I have been playing guitar for 25 years and studying theory more than 15 years. Unless you are a professional musician or music theorician, you would not want to dwell into music theory so much, that sometimes; it can be very hard to find an answer even to an easy question.
ie; it took my years to find why i need to use some special chords, why i have to use some out of key notes in particular scales/progressions etc. Somehow this book answers those kind of questions too.
When i saw that some of such answers are even in the early chapters and very simply explained, I hate myself not reading this book before the other dozens of music theory books i had read. Mr.Rooksby knows how to simplify things and make small bits to chew.
And about the melody writing,
As author himself mentions too, you can not write a great melody just reading a book. You need an initial inspiration. The theory is then needed for perfecting that inspiration. What this book gives is that theory.
Although book has several chapters, it progresses like exercise 1, ex.2 .... So you can progress page by page or jump to any chapter you need. I recommend you to read from start to finish.
Book starts with the very very basic example. Choose your key, play one of the notes from that key four times in every bar, hormonize it with the chord that has the same name with the note you use in that bar (not exactly in these words of course). In next exercise, exactly the same notes with a small variation; change one of the four notes in the bars with another note of the key. etc. etc. Yes, it does not sound creative so far.
After going through all exercises, you end up with the same backbone but definetely much better piece. The difference (at least the concept) is like, nursery ryme twinkle, twinkle little star and Mozarts 12 variations to it.
There are few down sides too.
In exercises, he explains one thing and gives a few examples but not the whole list
ie1; in scales he mentions myxolydian, dorian and gives the notes of this scales but not the other scales.(BTW, by reading his other books, i start to think that he hates, minor scales :=))
ie2; He mentions chord inversions, replacements but not all applicable chords etc.

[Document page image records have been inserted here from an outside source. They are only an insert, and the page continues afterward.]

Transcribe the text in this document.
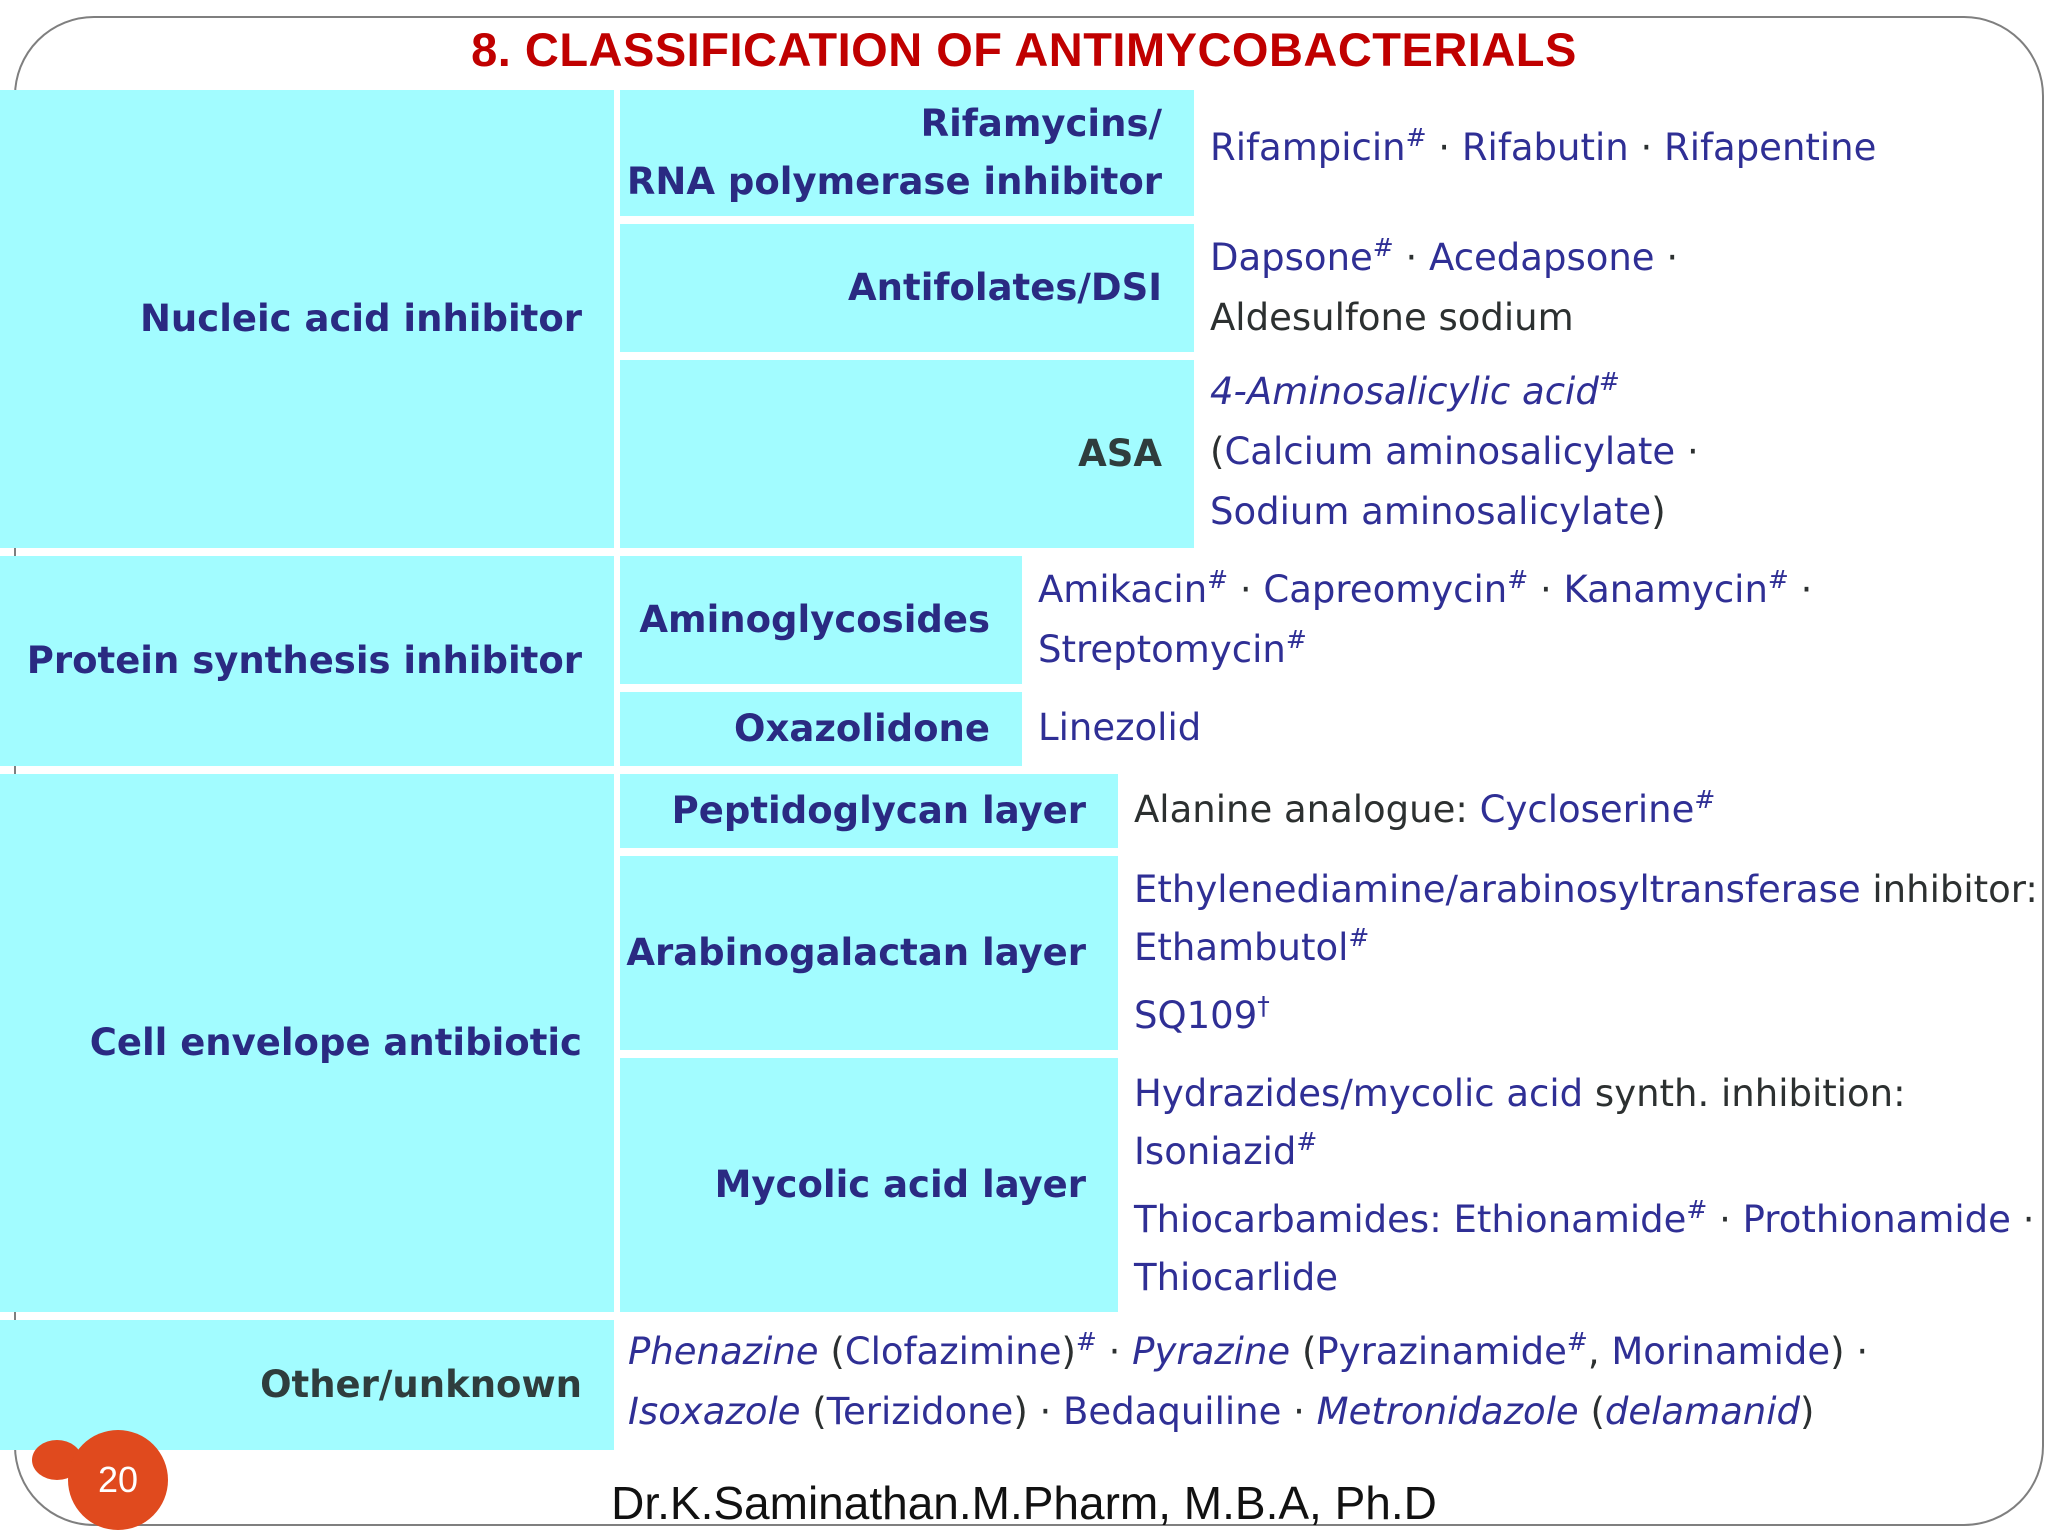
8. CLASSIFICATION OF ANTIMYCOBACTERIALS
Nucleic acid inhibitor
Protein synthesis inhibitor
Cell envelope antibiotic
Other/unknown
Rifamycins/
RNA polymerase inhibitor
Antifolates/DSI
ASA
Aminoglycosides
Oxazolidone
Peptidoglycan layer
Arabinogalactan layer
Mycolic acid layer
Rifampicin# · Rifabutin · Rifapentine
Dapsone# · Acedapsone ·
Aldesulfone sodium
4-Aminosalicylic acid#
(Calcium aminosalicylate ·
Sodium aminosalicylate)
Amikacin# · Capreomycin# · Kanamycin# ·
Streptomycin#
Linezolid
Alanine analogue: Cycloserine#
Ethylenediamine/arabinosyltransferase inhibitor:
Ethambutol#
SQ109†
Hydrazides/mycolic acid synth. inhibition:
Isoniazid#
Thiocarbamides: Ethionamide# · Prothionamide ·
Thiocarlide
Phenazine (Clofazimine)# · Pyrazine (Pyrazinamide#, Morinamide) ·
Isoxazole (Terizidone) · Bedaquiline · Metronidazole (delamanid)
20	Dr.K.Saminathan.M.Pharm, M.B.A, Ph.D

It is not a problem for me but it can be hard for the beginers to find out themselves. I understand that it would be frightening and waste of space to list all when ever they were mentioned. At least there should have been some kind of summary charts at the end of the book for future reference.
As his other books, he refers to some songs which it may be hard for the reader to find.
He keeps refering to bars, saying "look for the variation between bar 8 and 11". But the bars are not numbered that you have to count everytime. Numbering the bars is a small detail but time saving and a good habit of good musicians.
As he already mentioned in the book, the audio CD is not arranged as a regular songs but only includes the melody and the chord/rhythm tracks to allow readers to concentrate on how melody develops. Thats OK. What i did not like about the CD examples are, most of the tracks are created with synth sounds (or at least I hear so). If he was to use real instruments, the differences between the examples would be more pronounced and we could grasp the note/interval/harmony relations better. Besides it would sound less boring.
The examples only play once. For people like me who hates to set their players to shuffle mode or replay mode it becomes annoying to stop the track and rewind to hear twice.
You can not seperate music as melody, harmony, rythmn and lyrics especially when you try to explain the theory behind it. So even though this book concentrates on melody, as i mentioned in the header, it gives quite a lot in other components, too. An the details for melody is satisfactory.
It can be useful for any level of musicians. If you do not have any kind of music theory, start with this one before trying to learn from dedicated theory books. It does not include everthing but it will definely help you understand the dedicated books with ease.